The rationale for the power was to ensure, as far as possible, that individuals were not prevented from taking advantage of the pension flexibilities, although in the end the government stopped short of introducing a full statutory override — the power in section 273B is permissive.
Controversially, no employer consent is required to the exercise of the power, even though the range of benefits to be made available from a scheme is fundamentally a question of benefit design, which would conventionally be left to an employer to decide on.
These cases illustrate that, given the right set of circumstances, section 273B does have its uses
Until recently, I would have said that section 273B was of no practical use, at least in a trust-based scheme setting.
Following the introduction of the flexibilities, sponsoring employers and scheme trustees elected instead to formally amend their scheme’s rules, rather than fall back on section 273B.
In almost all cases, amendments only allowed for the payment of uncrystallised funds pension lump sums, rather than the full suite of flexibilities — those were left to commercially run schemes to offer.
Now, due to two recent queries from clients, I have changed my mind. In both scenarios, the trustees achieved their aim by using the statutory override.
Dependant’s drawdown pension
The first case concerned a senior executive and member of the company scheme, who had died leaving very significant death benefits.
Under the scheme rules, these would be paid as a lump sum to the beneficiary. However, the beneficiary, at the instigation of their independent financial adviser, asked if the death benefits could, instead, be paid in the form of dependant’s flexi-access drawdown. This would be far more tax-efficient for the member’s family.
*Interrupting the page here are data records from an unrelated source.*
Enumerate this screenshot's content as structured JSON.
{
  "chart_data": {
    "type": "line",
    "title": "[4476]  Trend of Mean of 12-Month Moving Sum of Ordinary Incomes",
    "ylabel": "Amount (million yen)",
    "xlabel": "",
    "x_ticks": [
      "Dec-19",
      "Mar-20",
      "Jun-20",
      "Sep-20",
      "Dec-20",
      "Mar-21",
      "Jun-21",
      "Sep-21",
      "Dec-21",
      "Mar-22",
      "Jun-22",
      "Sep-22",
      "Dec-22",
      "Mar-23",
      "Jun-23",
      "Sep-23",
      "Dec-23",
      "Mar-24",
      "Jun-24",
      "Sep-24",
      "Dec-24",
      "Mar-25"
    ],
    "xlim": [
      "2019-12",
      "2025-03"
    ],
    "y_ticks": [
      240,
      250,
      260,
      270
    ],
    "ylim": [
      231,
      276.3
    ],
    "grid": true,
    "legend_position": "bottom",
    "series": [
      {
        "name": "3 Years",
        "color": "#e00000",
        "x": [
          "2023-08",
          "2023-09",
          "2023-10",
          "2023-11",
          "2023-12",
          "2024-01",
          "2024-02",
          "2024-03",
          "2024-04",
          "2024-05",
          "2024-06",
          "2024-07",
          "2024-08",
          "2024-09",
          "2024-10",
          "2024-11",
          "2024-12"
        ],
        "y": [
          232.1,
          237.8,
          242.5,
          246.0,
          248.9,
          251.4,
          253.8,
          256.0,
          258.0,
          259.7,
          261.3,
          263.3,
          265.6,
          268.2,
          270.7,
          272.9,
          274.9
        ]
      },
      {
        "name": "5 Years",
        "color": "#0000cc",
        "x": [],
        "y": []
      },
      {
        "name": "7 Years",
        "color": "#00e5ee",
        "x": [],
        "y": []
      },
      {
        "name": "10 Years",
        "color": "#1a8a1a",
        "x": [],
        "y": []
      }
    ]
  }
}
Both the employer and the trustee were keen to help the beneficiary and we were asked if there was a way they could do so.
The scheme did not offer drawdown because of the administrative costs and complexity of operating a drawdown option, but we advised that the trustee could use the section 273B power to allow the death benefits to be designated as available for the payment of dependant’s flexi-access drawdown.
While the scheme rules did not expressly prohibit such payments, they did so implicitly, because the rules could not be interpreted as giving the trustee the power to provide benefits in the form of drawdown pension.
It was agreed that the trustee would use the section 273B power to allow the beneficiary to designate for dependant’s drawdown pension in the scheme, but only on condition that they immediately transfer their flexi-access drawdown fund to another scheme that did operate drawdown. The employer did not want to introduce a drawdown option by the back door.
In this case, the employer supported the exercise of the power: the trustees would not have chosen to exercise the power if it had not.
Perhaps even more importantly, the trustees had buy-in from the scheme’s administrator. The exercise of the power was documented in the trustees’ meeting minutes.
Protected pension age
The section 273B power proved useful in another scenario. In this case, a senior employee and member of the scheme had a protected pension age of 50. He was 51.
For health reasons, he was unable to work and needed to start to take his benefits, as they represented his only source of income. However, he had a significant fund and anticipated that his income needs would fluctuate.
Therefore, he was very keen to go into flexi-access drawdown, rather than having to use his fund to buy an annuity.
But, taking a transfer of his uncrystallised funds to a drawdown vehicle would have meant losing his protected pension age, as the transfer would not have met the “block transfer” requirements.
Again, the employer and trustees were very keen to help the member, and again the section 273B override provided a route through the problem.
It enabled the trustees to allow the member to designate his uncrystallised funds in the scheme for drawdown and take a pension commencement lump sum without losing his protected pension age.
It was a condition of the arrangement that he took a transfer of his flexi-access drawdown fund to a drawdown scheme immediately after going into drawdown, but using the section 273B power meant he retained his protected pension age in the new scheme.
These are both quite unusual situations and they each involved very senior employees, which meant that there was a strong motivation to come up with “creative” solutions.
In both cases, the trustees had buy-in from their administrator. However, these cases illustrate that, given the right set of circumstances, section 273B does have its uses.